A scene from the dramedy My Australia, 2011.

MY AUSTRALIA
The time is Poland, mid 60s. A fragmented family in a poor neighborhood. The mother, who is separated from her Polish husband, spends most of her time working to provide the basic needs for her two sons, who are 10 and 14 years old. Left to their own devices, the boys join a neighborhood gang with a strong Neo Nazi orientation. One day the gang enters a Jewish neighborhood, beating and stabbing some youngsters, and are arrested by the police. The mother succeeds in convincing the police to release her sons, but is shocked to learn about their involvement with Neo Nazis. She had always thought that she was protecting her sons by concealing her past and origins, but now she must tell them the truth: she is a Jew. A Holocaust survivor, she wanted to raise her sons as Catholic Christians, but she realizes that they cannot continue to live like this and decides to leave Poland. She takes the older boy into her confidence, but the younger son is told that they are immigrating to Australia, while the truth is that they are boarding a ship to Israel. The 2011 film explores the struggle to form an identity in a new country, while trying to build a new life in a foreign country. Ami Drozd directs.

REMEMBRANCE
In this epic romance spanning three decades, a Polish partisan and German Jewish woman forge an unshakeable bond in the dark shadow of the Holocaust. After a daring escape from a Nazi death camp, Tomasz and a pregnant Hannah (impressive leads Mateusz Damiecki and Alice Dwyer) are forcibly separated in the chaos of war, each convinced the other has died. The events of 1944 Poland are crosscut with 1976 Brooklyn, where an older Hannah (Dagmar Manzel) — now a married mother — glimpses a television interview that rocks her to the core. The stunning realization that her lost love may still be alive triggers a spiral of unresolved emotions and moral ambiguities as Hannah must now confront her unresolved past. Based on actual events, Remembrance is a heartfelt journey told with restraint and compassion by award-winning director Anna justice.
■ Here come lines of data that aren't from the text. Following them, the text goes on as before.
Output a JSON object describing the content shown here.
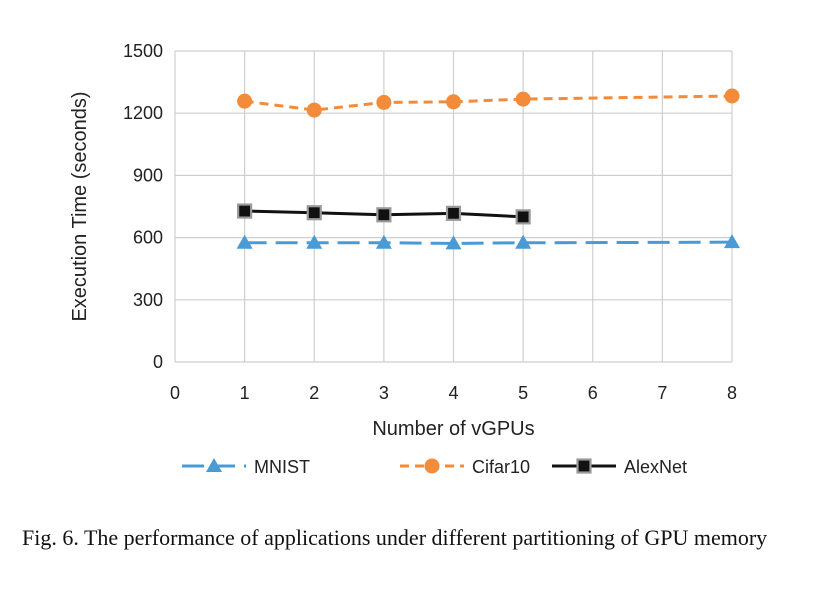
{
  "chart_data": {
    "type": "line",
    "xlabel": "Number of vGPUs",
    "ylabel": "Execution Time (seconds)",
    "categories": [
      "0",
      "1",
      "2",
      "3",
      "4",
      "5",
      "6",
      "7",
      "8"
    ],
    "ylim": [
      0,
      1500
    ],
    "yticks": [
      0,
      300,
      600,
      900,
      1200,
      1500
    ],
    "grid": true,
    "legend_position": "bottom",
    "series": [
      {
        "name": "MNIST",
        "color": "#4a9bd5",
        "marker": "triangle",
        "line_style": "long-dash",
        "x": [
          "1",
          "2",
          "3",
          "4",
          "5",
          "8"
        ],
        "values": [
          575,
          575,
          575,
          572,
          575,
          578
        ]
      },
      {
        "name": "Cifar10",
        "color": "#f28c3a",
        "marker": "circle",
        "line_style": "short-dash",
        "x": [
          "1",
          "2",
          "3",
          "4",
          "5",
          "8"
        ],
        "values": [
          1258,
          1215,
          1252,
          1255,
          1268,
          1283
        ]
      },
      {
        "name": "AlexNet",
        "color": "#111111",
        "marker": "square",
        "line_style": "solid",
        "x": [
          "1",
          "2",
          "3",
          "4",
          "5"
        ],
        "values": [
          728,
          720,
          710,
          717,
          700
        ]
      }
    ]
  },
  "caption": "Fig. 6.  The performance of applications under different partitioning of GPU memory"
}
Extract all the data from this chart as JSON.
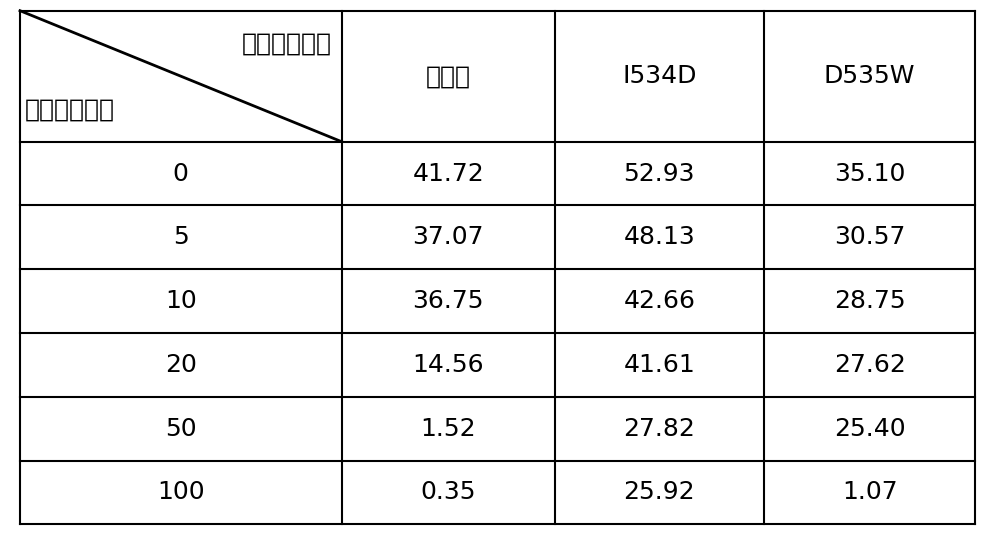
{
  "header_top_right": "精氨酸脱羧酶",
  "header_bottom_left": "胍基丁胺浓度",
  "col_headers": [
    "野生型",
    "I534D",
    "D535W"
  ],
  "row_labels": [
    "0",
    "5",
    "10",
    "20",
    "50",
    "100"
  ],
  "table_data": [
    [
      "41.72",
      "52.93",
      "35.10"
    ],
    [
      "37.07",
      "48.13",
      "30.57"
    ],
    [
      "36.75",
      "42.66",
      "28.75"
    ],
    [
      "14.56",
      "41.61",
      "27.62"
    ],
    [
      "1.52",
      "27.82",
      "25.40"
    ],
    [
      "0.35",
      "25.92",
      "1.07"
    ]
  ],
  "bg_color": "#ffffff",
  "text_color": "#000000",
  "line_color": "#000000",
  "font_size": 18,
  "header_font_size": 18
}
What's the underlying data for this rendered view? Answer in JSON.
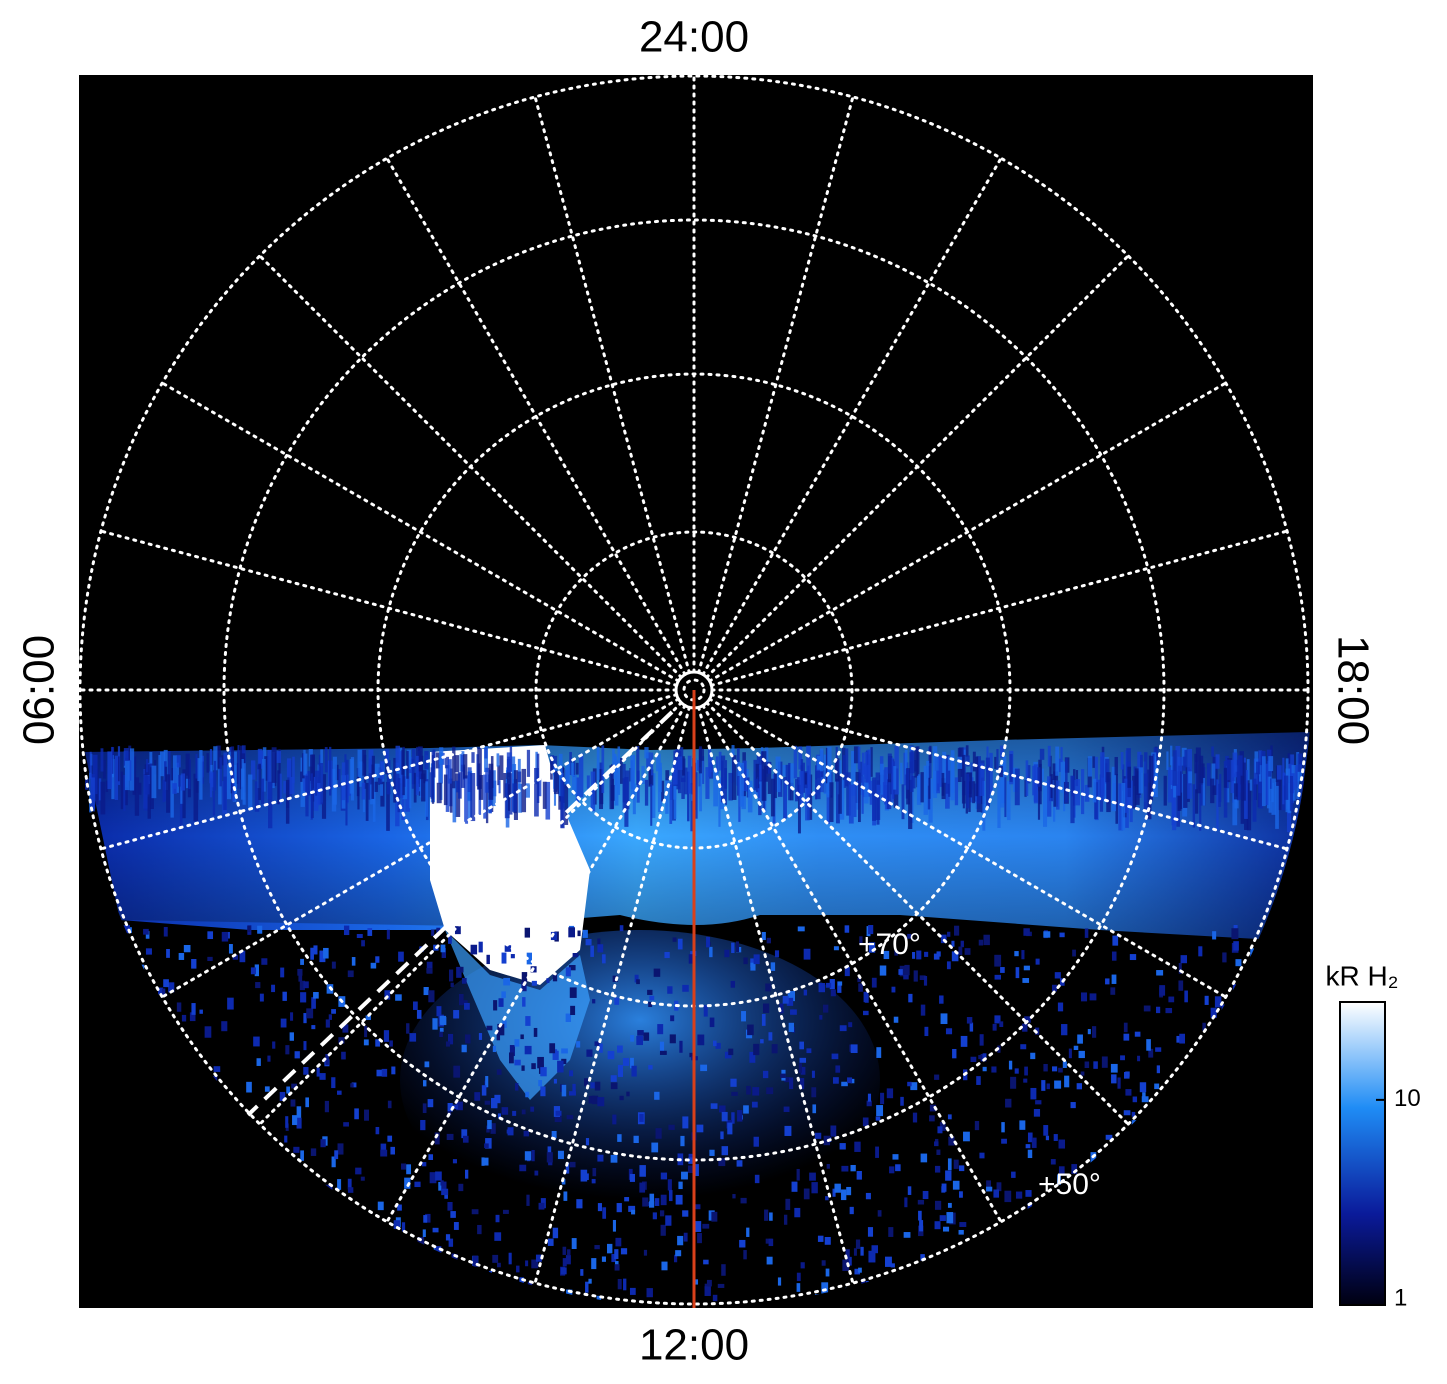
{
  "map": {
    "local_time_labels": {
      "top": "24:00",
      "left": "06:00",
      "bottom": "12:00",
      "right": "18:00"
    },
    "latitude_labels": [
      "+70°",
      "+50°"
    ],
    "colorbar": {
      "label": "kR H₂",
      "log_scale": true,
      "lim": [
        1,
        30
      ],
      "ticks": [
        1,
        10
      ]
    }
  }
}
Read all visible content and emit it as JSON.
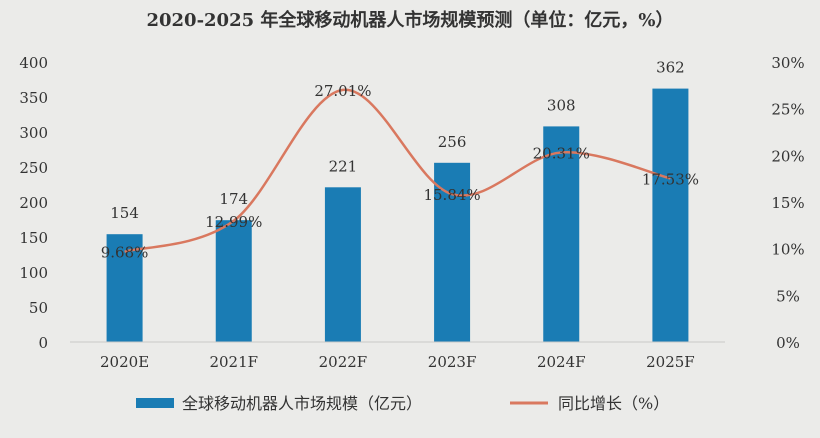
{
  "chart_data": {
    "type": "bar",
    "title": "2020-2025 年全球移动机器人市场规模预测（单位：亿元，%）",
    "categories": [
      "2020E",
      "2021F",
      "2022F",
      "2023F",
      "2024F",
      "2025F"
    ],
    "series": [
      {
        "name": "全球移动机器人市场规模（亿元）",
        "type": "bar",
        "axis": "left",
        "values": [
          154,
          174,
          221,
          256,
          308,
          362
        ],
        "labels": [
          "154",
          "174",
          "221",
          "256",
          "308",
          "362"
        ]
      },
      {
        "name": "同比增长（%）",
        "type": "line",
        "axis": "right",
        "values": [
          9.68,
          12.99,
          27.01,
          15.84,
          20.31,
          17.53
        ],
        "labels": [
          "9.68%",
          "12.99%",
          "27.01%",
          "15.84%",
          "20.31%",
          "17.53%"
        ]
      }
    ],
    "y_left": {
      "lim": [
        0,
        400
      ],
      "ticks": [
        0,
        50,
        100,
        150,
        200,
        250,
        300,
        350,
        400
      ],
      "tick_labels": [
        "0",
        "50",
        "100",
        "150",
        "200",
        "250",
        "300",
        "350",
        "400"
      ]
    },
    "y_right": {
      "lim": [
        0,
        30
      ],
      "ticks": [
        0,
        5,
        10,
        15,
        20,
        25,
        30
      ],
      "tick_labels": [
        "0%",
        "5%",
        "10%",
        "15%",
        "20%",
        "25%",
        "30%"
      ]
    },
    "grid": false,
    "legend_position": "bottom",
    "colors": {
      "bar": "#1a7cb4",
      "line": "#d9785f",
      "text": "#333333",
      "background": "#ebebe9"
    }
  }
}
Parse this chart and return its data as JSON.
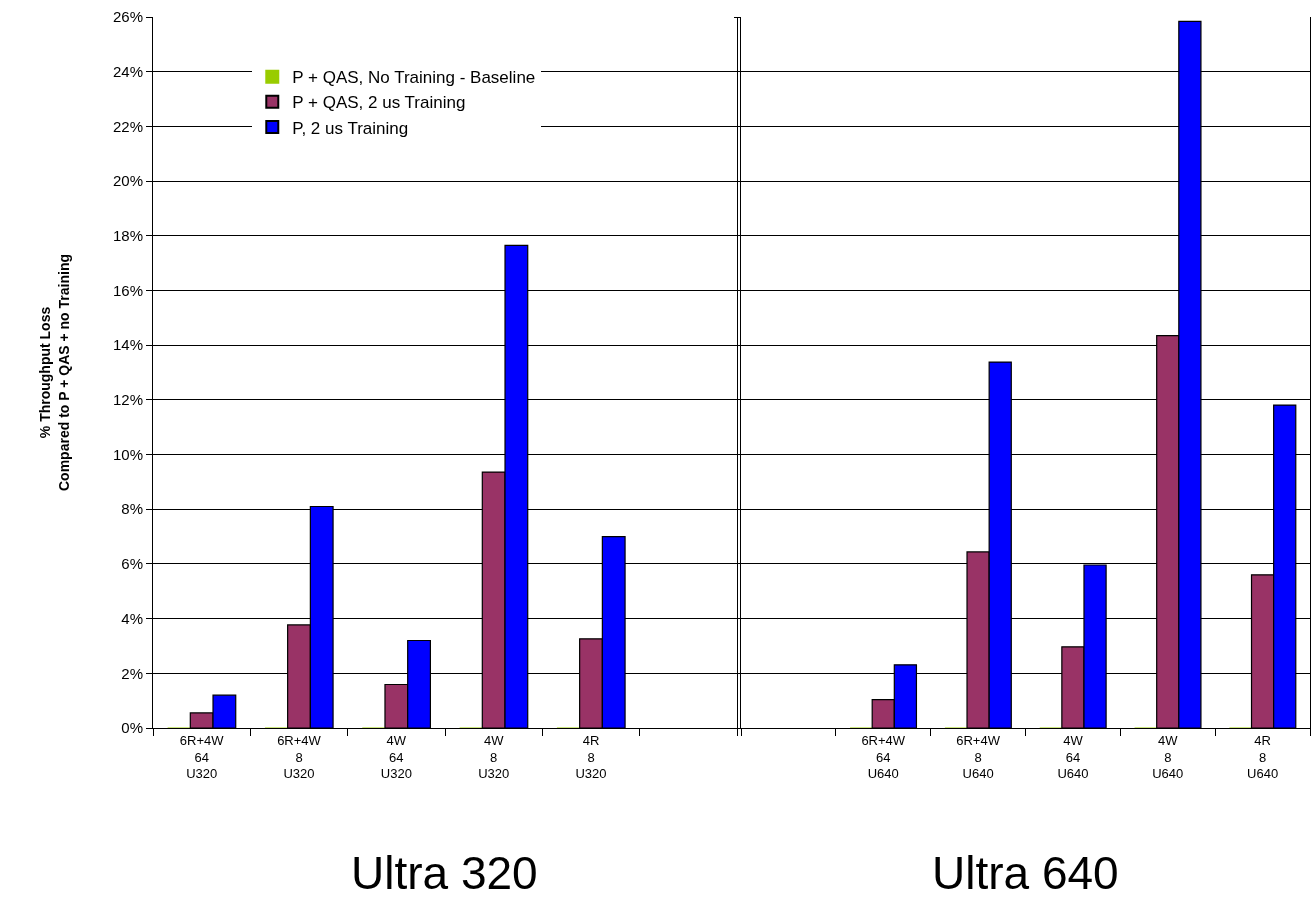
{
  "chart_data": [
    {
      "type": "bar",
      "categories": [
        "6R+4W\n64\nU320",
        "6R+4W\n8\nU320",
        "4W\n64\nU320",
        "4W\n8\nU320",
        "4R\n8\nU320",
        null
      ],
      "series": [
        {
          "name": "P + QAS, No Training - Baseline",
          "color": "#99cc00",
          "values": [
            0,
            0,
            0,
            0,
            0,
            null
          ]
        },
        {
          "name": "P + QAS, 2 us Training",
          "color": "#993366",
          "values": [
            0.55,
            3.77,
            1.59,
            9.36,
            3.26,
            null
          ]
        },
        {
          "name": "P, 2 us Training",
          "color": "#0000ff",
          "values": [
            1.2,
            8.1,
            3.2,
            17.65,
            7.0,
            null
          ]
        }
      ],
      "ylabel": "% Throughput Loss\nCompared to P + QAS + no Training",
      "ylim": [
        0,
        26
      ],
      "yticks": [
        {
          "value": 0,
          "label": "0%"
        },
        {
          "value": 2,
          "label": "2%"
        },
        {
          "value": 4,
          "label": "4%"
        },
        {
          "value": 6,
          "label": "6%"
        },
        {
          "value": 8,
          "label": "8%"
        },
        {
          "value": 10,
          "label": "10%"
        },
        {
          "value": 12,
          "label": "12%"
        },
        {
          "value": 14,
          "label": "14%"
        },
        {
          "value": 16,
          "label": "16%"
        },
        {
          "value": 18,
          "label": "18%"
        },
        {
          "value": 20,
          "label": "20%"
        },
        {
          "value": 22,
          "label": "22%"
        },
        {
          "value": 24,
          "label": "24%"
        },
        {
          "value": 26,
          "label": "26%"
        }
      ],
      "grid": "y",
      "legend": "top left",
      "annotations": [
        "Ultra 320"
      ]
    },
    {
      "type": "bar",
      "categories": [
        null,
        "6R+4W\n64\nU640",
        "6R+4W\n8\nU640",
        "4W\n64\nU640",
        "4W\n8\nU640",
        "4R\n8\nU640"
      ],
      "series": [
        {
          "color": "#99cc00",
          "values": [
            null,
            0,
            0,
            0,
            0,
            0
          ]
        },
        {
          "color": "#993366",
          "values": [
            null,
            1.04,
            6.44,
            2.97,
            14.35,
            5.6
          ]
        },
        {
          "color": "#0000ff",
          "values": [
            null,
            2.31,
            13.38,
            5.96,
            25.84,
            11.81
          ]
        }
      ],
      "ylim": [
        0,
        26
      ],
      "grid": "y",
      "tick_labels": "x",
      "annotations": [
        "Ultra 640"
      ]
    }
  ]
}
A scene from the romantic drama Remembrance, 2001.

MABUL (THE FLOOD)
Everything is complicated in Yoni’s life. He’s almost 13 and smart, but physically underdeveloped. His classmates bully him and his parents barely say a word to each other. As if this weren’t enough, his 17-year-old autistic brother Tomer returns home from an institution right before Yoni’s bar mitzvah. Buried secrets come to light and Yoni’s bar mitzvah Torah portion — Noah and the flood — becomes a metaphor for the family’s fragile and frozen existence. Nominated for six Ophir Awards (Israeli Academy Awards) in 2011. Guy Nattiv directs.

GEI ONI
The story is an historical epic which interweaves the story of the first wave of Jewish European migration to Palestine, at the end of the 19th century, with an unusual love story between Fania, a young Russian immigrant, and Yechiel, a native Jew. Seventeen-year-old Fania, her baby daughter, her elderly uncle, and her emotionally impaired brother arrive at the port of Jaffa, having survived a pogrom in which all other members of their family were killed. Having no real choice, Fania marries Yechiel, a widower whose wife died of malaria, leaving him to care for their two children himself. The two set out to a small settlement near Safed, where Yechiel and a few other daring settlers are trying to cultivate the barren lands which they bought from local Arabs. Fania is burdened by a harrowing secret she is unable to share with anyone else, but unless her husband Yechiel shares her secret, their marriage cannot be consummated.